Hamostaseologie. 2012;32(1):5-13. doi: 10.5482/ha-1179. Epub 2011 Oct 18.
Ambient environmental air pollutants include gaseous and particulate components. In polluted air, especially particulate matter seems responsible for cardiovascular complications: It consists of a heterogeneous mixture of solid and liquid particles with different diameters ranging from large thoracic to ultrafine particles, with a diameter <100 nm. Ultrafines can penetrate deeply into the lung to deposit in the alveoli. Cardiovascular manifestations result both from short-term and long-term exposure and have been linked to interference with the autonomic nervous system, direct translocation into the systemic circulation, pulmonary inflammation and oxidative stress. Thrombotic complications associated with air pollution comprise arterial and probably venous thrombogenicity. This review describes the existing epidemiological and experimental evidence to explain the rapid induction of myocardial infarction within 1-2 hours after exposure to polluted air and advances several explanations as to why more chronic exposure will lead to enhanced venous thrombogenicity. Mechanisms such as platelet activation, endothelial dysfunction, coagulation factor changes and microvesicle production are discussed.

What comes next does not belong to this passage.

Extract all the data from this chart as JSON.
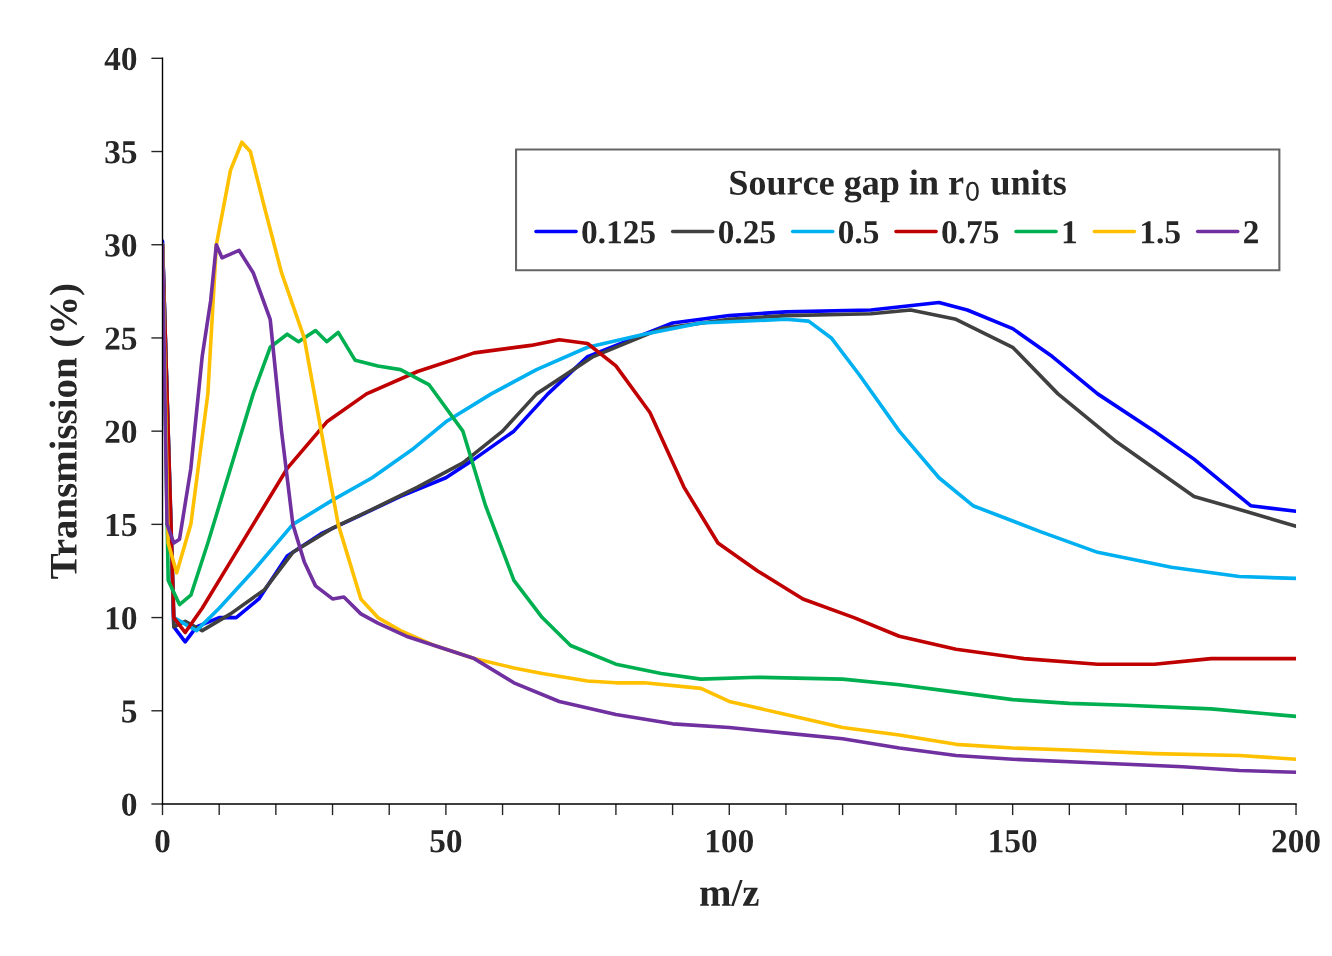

环境空气污染物包括气态和颗粒成分。在污染的空气中,特别是颗粒物似乎是导致心血管并发症的原因:它由不同直径的固体和液体颗粒的不均匀混合物组成,直径范围从大到超细颗粒,直径<100nm。超细颗粒可以深入肺部沉积在肺泡中。心血管表现既来自短期暴露也来自长期暴露,与干扰自主神经系统、直接转移到全身循环、肺部炎症和氧化应激有关。与空气污染相关的血栓并发症包括动脉和可能的静脉血栓形成。本综述描述了现有的流行病学和实验证据,以解释暴露于污染空气后 1-2 小时内心肌梗死的快速发生,并提出了为什么更多的慢性暴露会导致增强的静脉血栓形成的几个解释。讨论了诸如血小板激活、内皮功能障碍、凝血因子变化和微泡产生等机制。